4 ways to Fall Asleep Faster
What You Eat in the Evening
What we eat has a direct impact on how we feel. Certain foods, when eaten in the evening, can make falling asleep more difficult. Alcohol and caffeine are known to interrupt a person’s ability to get a good night’s sleep. Caffeine increases energy and alertness by blocking sleep receptors in the brain known as adenosine receptors. Foods like coffee, soda, and chocolate contain high levels of caffeine and should be avoided close to bedtime. Alcoholic drinks disrupt sleep and prevent you from getting a good quality of sleep. On the other hand, there are foods that can be eaten close to bedtime to improve a person’s ability to fall asleep. Teas such as chamomile tea can act as a mild sedative and help a person fall asleep.
Overthinking and stress can prevent a person from falling asleep. Whether it's work, social issues, school, or family, stressful situations impact sleep. Lack of sleep can impact a person’s ability to function, which can increase stress and create a vicious cycle of stress and sleep deprivation. Recognizing the symptoms of anxiety and getting them under control will ultimately allow you to get a better night’s sleep. There are many ways to manage stress such as meditation, relaxation drops containing CBD oil, dietary changes, journaling or therapy.

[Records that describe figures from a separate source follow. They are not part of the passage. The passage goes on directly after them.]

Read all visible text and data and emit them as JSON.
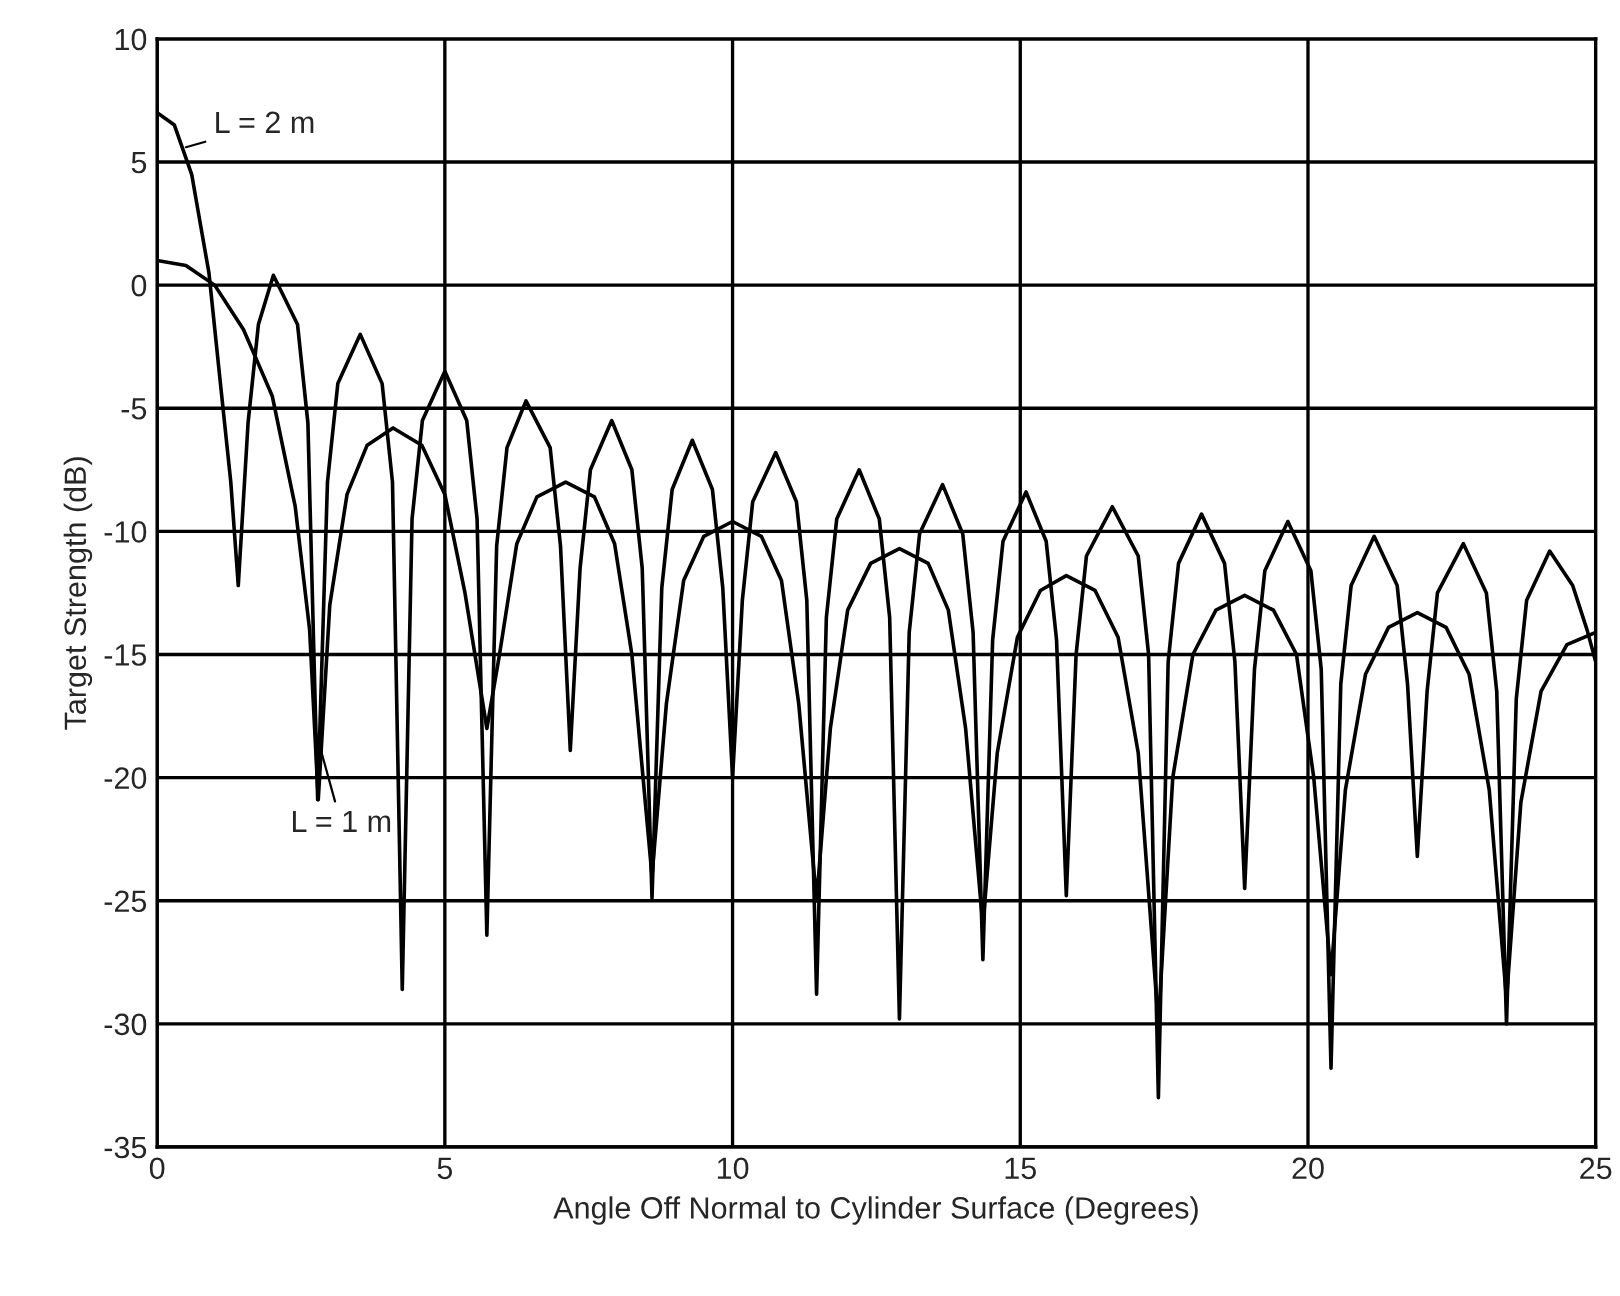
{
  "chart_data": {
    "type": "line",
    "xlabel": "Angle Off Normal to Cylinder Surface (Degrees)",
    "ylabel": "Target Strength (dB)",
    "xlim": [
      0,
      25
    ],
    "xticks": [
      0,
      5,
      10,
      15,
      20,
      25
    ],
    "ylim": [
      -35,
      10
    ],
    "yticks": [
      -35,
      -30,
      -25,
      -20,
      -15,
      -10,
      -5,
      0,
      5,
      10
    ],
    "grid": true,
    "legend": false,
    "annotations": [
      {
        "text": "L = 2 m",
        "x": 0.5,
        "y": 5.6
      },
      {
        "text": "L = 1 m",
        "x": 2.8,
        "y": -18.5
      }
    ],
    "series": [
      {
        "color": "#000000",
        "x": [
          0,
          0.3,
          0.6,
          0.9,
          1.1,
          1.28,
          1.41,
          1.58,
          1.76,
          2.02,
          2.44,
          2.62,
          2.79,
          2.96,
          3.14,
          3.53,
          3.91,
          4.09,
          4.26,
          4.43,
          4.61,
          5.0,
          5.38,
          5.56,
          5.73,
          5.9,
          6.08,
          6.41,
          6.83,
          7.01,
          7.18,
          7.35,
          7.53,
          7.9,
          8.25,
          8.43,
          8.6,
          8.77,
          8.95,
          9.3,
          9.65,
          9.83,
          10.0,
          10.17,
          10.35,
          10.75,
          11.11,
          11.29,
          11.46,
          11.63,
          11.81,
          12.2,
          12.55,
          12.73,
          12.9,
          13.07,
          13.25,
          13.65,
          14.0,
          14.18,
          14.35,
          14.52,
          14.7,
          15.1,
          15.45,
          15.63,
          15.8,
          15.97,
          16.15,
          16.6,
          17.05,
          17.23,
          17.4,
          17.57,
          17.75,
          18.15,
          18.55,
          18.73,
          18.9,
          19.07,
          19.25,
          19.65,
          20.05,
          20.23,
          20.4,
          20.57,
          20.75,
          21.15,
          21.55,
          21.73,
          21.9,
          22.07,
          22.25,
          22.7,
          23.1,
          23.28,
          23.45,
          23.62,
          23.8,
          24.2,
          24.6,
          24.85,
          25
        ],
        "values": [
          7,
          6.5,
          4.5,
          0.5,
          -4,
          -8,
          -12.2,
          -5.6,
          -1.6,
          0.4,
          -1.6,
          -5.6,
          -20.9,
          -8,
          -4,
          -2,
          -4,
          -8,
          -28.6,
          -9.5,
          -5.5,
          -3.5,
          -5.5,
          -9.5,
          -26.4,
          -10.6,
          -6.6,
          -4.7,
          -6.6,
          -10.6,
          -18.9,
          -11.5,
          -7.5,
          -5.5,
          -7.5,
          -11.5,
          -24.9,
          -12.3,
          -8.3,
          -6.3,
          -8.3,
          -12.3,
          -20,
          -12.8,
          -8.8,
          -6.8,
          -8.8,
          -12.8,
          -28.8,
          -13.5,
          -9.5,
          -7.5,
          -9.5,
          -13.5,
          -29.8,
          -14.1,
          -10.1,
          -8.1,
          -10.1,
          -14.1,
          -27.4,
          -14.4,
          -10.4,
          -8.4,
          -10.4,
          -14.4,
          -24.8,
          -15,
          -11,
          -9,
          -11,
          -15,
          -33,
          -15.3,
          -11.3,
          -9.3,
          -11.3,
          -15.3,
          -24.5,
          -15.6,
          -11.6,
          -9.6,
          -11.6,
          -15.6,
          -31.8,
          -16.2,
          -12.2,
          -10.2,
          -12.2,
          -16.2,
          -23.2,
          -16.5,
          -12.5,
          -10.5,
          -12.5,
          -16.5,
          -30,
          -16.8,
          -12.8,
          -10.8,
          -12.2,
          -14,
          -15.3
        ]
      },
      {
        "color": "#000000",
        "x": [
          0,
          0.5,
          1.0,
          1.5,
          2.0,
          2.4,
          2.65,
          2.8,
          3.0,
          3.3,
          3.65,
          4.1,
          4.6,
          5.0,
          5.35,
          5.73,
          5.95,
          6.25,
          6.6,
          7.1,
          7.6,
          7.95,
          8.25,
          8.6,
          8.85,
          9.15,
          9.5,
          10.0,
          10.5,
          10.85,
          11.15,
          11.46,
          11.7,
          12.0,
          12.4,
          12.9,
          13.4,
          13.75,
          14.05,
          14.35,
          14.6,
          14.95,
          15.35,
          15.8,
          16.3,
          16.7,
          17.05,
          17.4,
          17.65,
          18.0,
          18.4,
          18.9,
          19.4,
          19.8,
          20.1,
          20.4,
          20.65,
          21.0,
          21.4,
          21.9,
          22.4,
          22.8,
          23.15,
          23.45,
          23.7,
          24.05,
          24.5,
          25
        ],
        "values": [
          1,
          0.8,
          0,
          -1.8,
          -4.5,
          -9,
          -14,
          -20.9,
          -13,
          -8.5,
          -6.5,
          -5.8,
          -6.5,
          -8.5,
          -12.5,
          -18,
          -15,
          -10.5,
          -8.6,
          -8,
          -8.6,
          -10.5,
          -15,
          -24,
          -17,
          -12,
          -10.2,
          -9.6,
          -10.2,
          -12,
          -17,
          -25,
          -18,
          -13.2,
          -11.3,
          -10.7,
          -11.3,
          -13.2,
          -18,
          -26,
          -19,
          -14.3,
          -12.4,
          -11.8,
          -12.4,
          -14.3,
          -19,
          -30,
          -20,
          -15,
          -13.2,
          -12.6,
          -13.2,
          -15,
          -20,
          -28,
          -20.5,
          -15.8,
          -13.9,
          -13.3,
          -13.9,
          -15.8,
          -20.5,
          -29,
          -21,
          -16.5,
          -14.6,
          -14.1
        ]
      }
    ]
  }
}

Avoid screen Time Before Bed
Electronic back-lit devices such as televisions, computers, and smartphones emit blue light. Blue light reduces the natural melatonin production, the hormone our body produces that helps us fall asleep. Minimizing screen time in the evening and turning off your devices an hour or two before bedtime can help ensure you fall asleep faster. Reading a book before bed is a significantly better alternative to screen time, as long as you read with a small light such as a book light or nightlight. Have a bedtime routine Having a consistent bedtime routine helps our body know when it is time to wind down and get ready to fall asleep. A bedtime routine can look different for different people but is important to keep it consistent and make sure it consists of low-energy-level activities. Reading, washing up for bed, and meditation are all great activities to incorporate into your bedtime routine. Incorporating CBD oil and functional mushroom sleep drops into your sleep routine can also help ensure you fall asleep quickly and stay asleep throughout the night.
Adding CBD and Functional Mushrooms to Your Nighttime Routine
CBD oil and functional mushrooms have been used for centuries in Asia to help people get a better night’s sleep. Medicinal mushrooms can have an effect on neurons via inhibition of oxidative stress, which helps relax the body and support deeper, restful sleep. CBD oil interacts with the body’s endocannabinoid system. This system is responsible for all physiological responses including sleep and relaxation. By consuming sleep drops that include CBD oil and functional mushrooms before you sleep, you will help your body to understand that it’s time to sleep and see immediate improvements in your sleep patterns and quality of sleep.